Studi tentang penyebaran spesies ini
menunjukan bahwa suatu spesies berasal dari satu tempat, kemudian menyebar ke
berbagai arah dan terjadi diferensiasi pada spesies tersebut sesuai dengan
keadaan alam yang ditempatinya.
Isolasi geografi yang
merupakan pembatasan spesies untuk menyebar dan berkompetisi menyebabkan adanya
perbedaan susunan flora dan fauna di berbagai tempat. Isolasi geografi ini bisa
disebabkan oleh penghalang geografi (barrier) seperti gunung yang
tinggi, gurun pasir, lautan, dan sungai yang lebar dan dalam.
Berdasarkan adanya
persamaan fauna di wilayah-wilayah tertentu di muka bumi, Alfred Russel Wallace
mengklasifikasikan bumi menjadi 6 daerah biogeografi, yaitu:
- Nearktik (Amerika bagian utara)
- Palearktik (daerah Asia sebelah utara pegunungan
Himalaya, Eropa dan Afrika, serta Gurun Sahara sebelah Utara)
- Neotropikal (Amerika Selatan bagian tengah)
- Oriental (Asia, Himalaya bagian selatan)
- Ethiopia (Afrika)
- Australia (Australia dan pulau-pulau sekitarnya)
Fauna di Indonesia
sendiri mencerminkan daerah biogeografi Australia dan Oriental. Pembagian
wilayah ini dibagi menjadi 3 biogeografi di Indonesia, yaitu biogeografi
oriental, peralihan, dan australia. Batas antara oriental dan peralihan disebut
dengan garis Wallace dan batas antara biogeografi australia dan peralihan
adalah batas weber.
Kepulauan di Indonesia
merupakan pertemuan dua biogeografi, yaitu oriental dan australia. Biogeografi
oriental memiliki ciri khas fauna yang sangat kaya akan tipe mamalia dan
biogeografi australia miskin akan jenis mamalia.
1. Persebaran fauna di Indonesia Barat
(Oriental)
Bagian barat wilayah Indonesia yang termasuk ke dalam Paparan
Sunda memiliki tipe fauna oriental.
Pulau Sumatera memiliki fauna khas seperti gajah, tapir, badak
bercula dua, harimau, siamang, dan orang utan.
Pulau Jawa memiliki fauna khas seperti badak bercula satu,
harimau, dan banteng.
2. Persebaran fauna di wilayah Indonesia Timur (Australia)

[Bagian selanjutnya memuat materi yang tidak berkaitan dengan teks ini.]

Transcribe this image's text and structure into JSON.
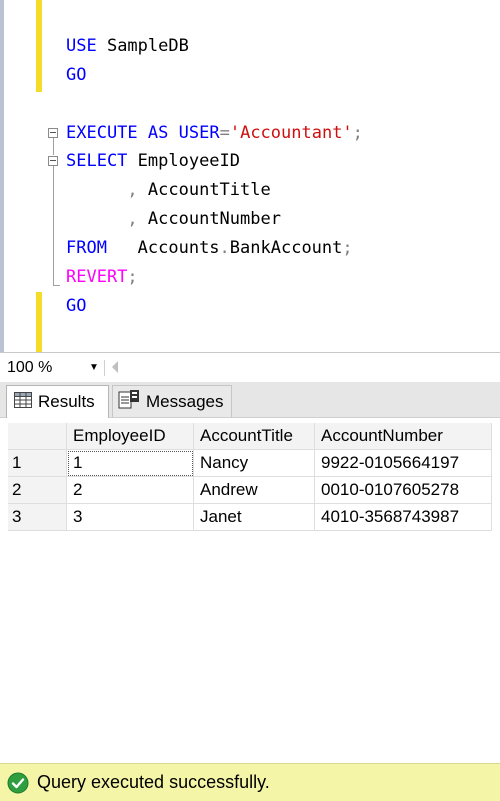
{
  "editor": {
    "lines": [
      {
        "tokens": [
          {
            "t": "USE",
            "c": "kw"
          },
          {
            "t": " SampleDB",
            "c": ""
          }
        ]
      },
      {
        "tokens": [
          {
            "t": "GO",
            "c": "kw"
          }
        ]
      },
      {
        "tokens": []
      },
      {
        "tokens": [
          {
            "t": "EXECUTE",
            "c": "kw"
          },
          {
            "t": " ",
            "c": ""
          },
          {
            "t": "AS",
            "c": "kw"
          },
          {
            "t": " ",
            "c": ""
          },
          {
            "t": "USER",
            "c": "kw"
          },
          {
            "t": "=",
            "c": "gray"
          },
          {
            "t": "'Accountant'",
            "c": "str"
          },
          {
            "t": ";",
            "c": "gray"
          }
        ]
      },
      {
        "tokens": [
          {
            "t": "SELECT",
            "c": "kw"
          },
          {
            "t": " EmployeeID",
            "c": ""
          }
        ]
      },
      {
        "tokens": [
          {
            "t": "      ",
            "c": ""
          },
          {
            "t": ",",
            "c": "gray"
          },
          {
            "t": " AccountTitle",
            "c": ""
          }
        ]
      },
      {
        "tokens": [
          {
            "t": "      ",
            "c": ""
          },
          {
            "t": ",",
            "c": "gray"
          },
          {
            "t": " AccountNumber",
            "c": ""
          }
        ]
      },
      {
        "tokens": [
          {
            "t": "FROM",
            "c": "kw"
          },
          {
            "t": "   Accounts",
            "c": ""
          },
          {
            "t": ".",
            "c": "gray"
          },
          {
            "t": "BankAccount",
            "c": ""
          },
          {
            "t": ";",
            "c": "gray"
          }
        ]
      },
      {
        "tokens": [
          {
            "t": "REVERT",
            "c": "mg"
          },
          {
            "t": ";",
            "c": "gray"
          }
        ]
      },
      {
        "tokens": [
          {
            "t": "GO",
            "c": "kw"
          }
        ]
      }
    ]
  },
  "zoom": {
    "value": "100 %",
    "arrow": "▼"
  },
  "tabs": {
    "results_label": "Results",
    "messages_label": "Messages"
  },
  "grid": {
    "columns": [
      "",
      "EmployeeID",
      "AccountTitle",
      "AccountNumber"
    ],
    "rows": [
      [
        "1",
        "1",
        "Nancy",
        "9922-0105664197"
      ],
      [
        "2",
        "2",
        "Andrew",
        "0010-0107605278"
      ],
      [
        "3",
        "3",
        "Janet",
        "4010-3568743987"
      ]
    ]
  },
  "status": {
    "text": "Query executed successfully.",
    "color": "#f5f5a8",
    "icon": "check-circle-icon"
  },
  "colors": {
    "keyword": "#0000ff",
    "string": "#cc1010",
    "operator": "#808080",
    "function": "#ff00ff",
    "change_marker": "#f5dc28"
  }
}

Wilayah Indonesia bagian timur didominasi oleh
tipe fauna australialis. Hewan-hewan yang ada di daerah ini di antaranya adalah
Kasuari, Nuri, Parkit, Cendrawasih, Merpati Berjampul, Kangguru Wallabi,
Kangguru Pohon, Anoa, dan Komodo.
3. Zona peralihan antara oriental dan
australia
Zona peralihan ini
terletak di antara zona oriental dan australia. Jenis fauna di wilayah ini
sangat khas karena sifat-sifatnya mirip dengan fauna oriental maupun australia.
Wilayah peralihan yang paling mencolok adalah pulau Sulawesi
4. Manfaat dan Nilai
Keanekaragaman Hayati
Dalam kehidupan sehari-hari keanekaragaman
tumbuhan dan hewan dimanfaatkan untuk kebutuhan hidup manusia, baik itu
kebutuhan primer maupun kebutuhan sekunder.

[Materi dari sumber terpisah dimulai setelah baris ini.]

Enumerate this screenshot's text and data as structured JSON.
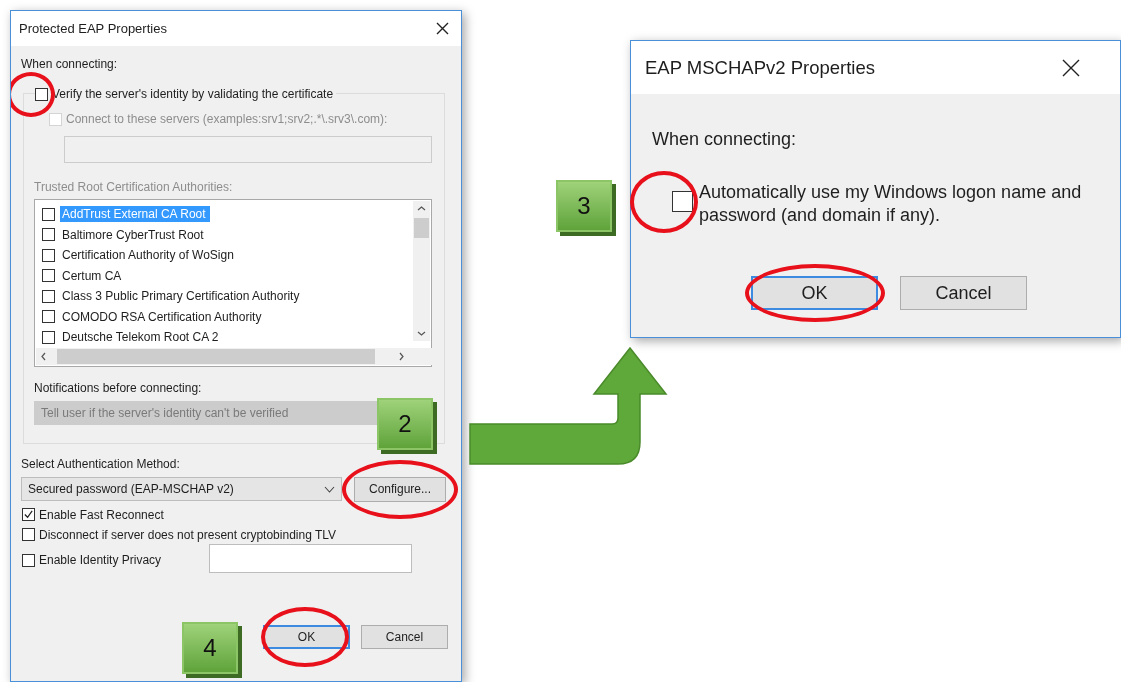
{
  "peap_dialog": {
    "title": "Protected EAP Properties",
    "section_label": "When connecting:",
    "verify_checkbox": {
      "label": "Verify the server's identity by validating the certificate",
      "checked": false,
      "highlighted": true
    },
    "connect_checkbox": {
      "label": "Connect to these servers (examples:srv1;srv2;.*\\.srv3\\.com):",
      "checked": false,
      "disabled": true
    },
    "servers_field": {
      "disabled": true
    },
    "trusted_ca_label": "Trusted Root Certification Authorities:",
    "trusted_ca_list": [
      {
        "name": "AddTrust External CA Root",
        "checked": false,
        "selected": true
      },
      {
        "name": "Baltimore CyberTrust Root",
        "checked": false,
        "selected": false
      },
      {
        "name": "Certification Authority of WoSign",
        "checked": false,
        "selected": false
      },
      {
        "name": "Certum CA",
        "checked": false,
        "selected": false
      },
      {
        "name": "Class 3 Public Primary Certification Authority",
        "checked": false,
        "selected": false
      },
      {
        "name": "COMODO RSA Certification Authority",
        "checked": false,
        "selected": false
      },
      {
        "name": "Deutsche Telekom Root CA 2",
        "checked": false,
        "selected": false
      }
    ],
    "notifications_label": "Notifications before connecting:",
    "notifications_dropdown": {
      "value": "Tell user if the server's identity can't be verified",
      "disabled": true
    },
    "auth_method_label": "Select Authentication Method:",
    "auth_method_dropdown": {
      "value": "Secured password (EAP-MSCHAP v2)"
    },
    "configure_button": {
      "label": "Configure...",
      "highlighted": true
    },
    "options": [
      {
        "kind": "checkbox",
        "label": "Enable Fast Reconnect",
        "checked": true
      },
      {
        "kind": "checkbox",
        "label": "Disconnect if server does not present cryptobinding TLV",
        "checked": false
      },
      {
        "kind": "checkbox_field",
        "label": "Enable Identity Privacy",
        "checked": false
      }
    ],
    "buttons": [
      {
        "label": "OK",
        "default": true,
        "highlighted": true
      },
      {
        "label": "Cancel",
        "default": false,
        "highlighted": false
      }
    ]
  },
  "mschap_dialog": {
    "title": "EAP MSCHAPv2 Properties",
    "section_label": "When connecting:",
    "auto_logon_checkbox": {
      "label": "Automatically use my Windows logon name and password (and domain if any).",
      "checked": false,
      "highlighted": true
    },
    "buttons": [
      {
        "label": "OK",
        "default": true,
        "highlighted": true
      },
      {
        "label": "Cancel",
        "default": false,
        "highlighted": false
      }
    ]
  },
  "step_badges": [
    {
      "label": "2"
    },
    {
      "label": "3"
    },
    {
      "label": "4"
    }
  ]
}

Kebutuhan primer manusia yang didapatkan dari
alam ini di antaranya adalah kebutuhan sandang (ulat sutra, domba, dan kapas),
pangan (serelia atau biji-bijian, umbi-umbian, sayur, buah, telur, daging, dan
susu), papan (pohon meranti, pohon sengon, pohon jati, dan pohon mahoni), serta udara bersih yang
didapatkan dari tumbuhan hijau.
Kebutuhan sekunder
manusia yang bersumber dari keanekaragaman hayati misalnya transportasi (kuda,
unta, dan sapi) dan sebagai sarana rekreasi (pepohonan, hutan, tanaman bunga,
tanaman hias, keindahan bawah laut, dan hewan peliharaan).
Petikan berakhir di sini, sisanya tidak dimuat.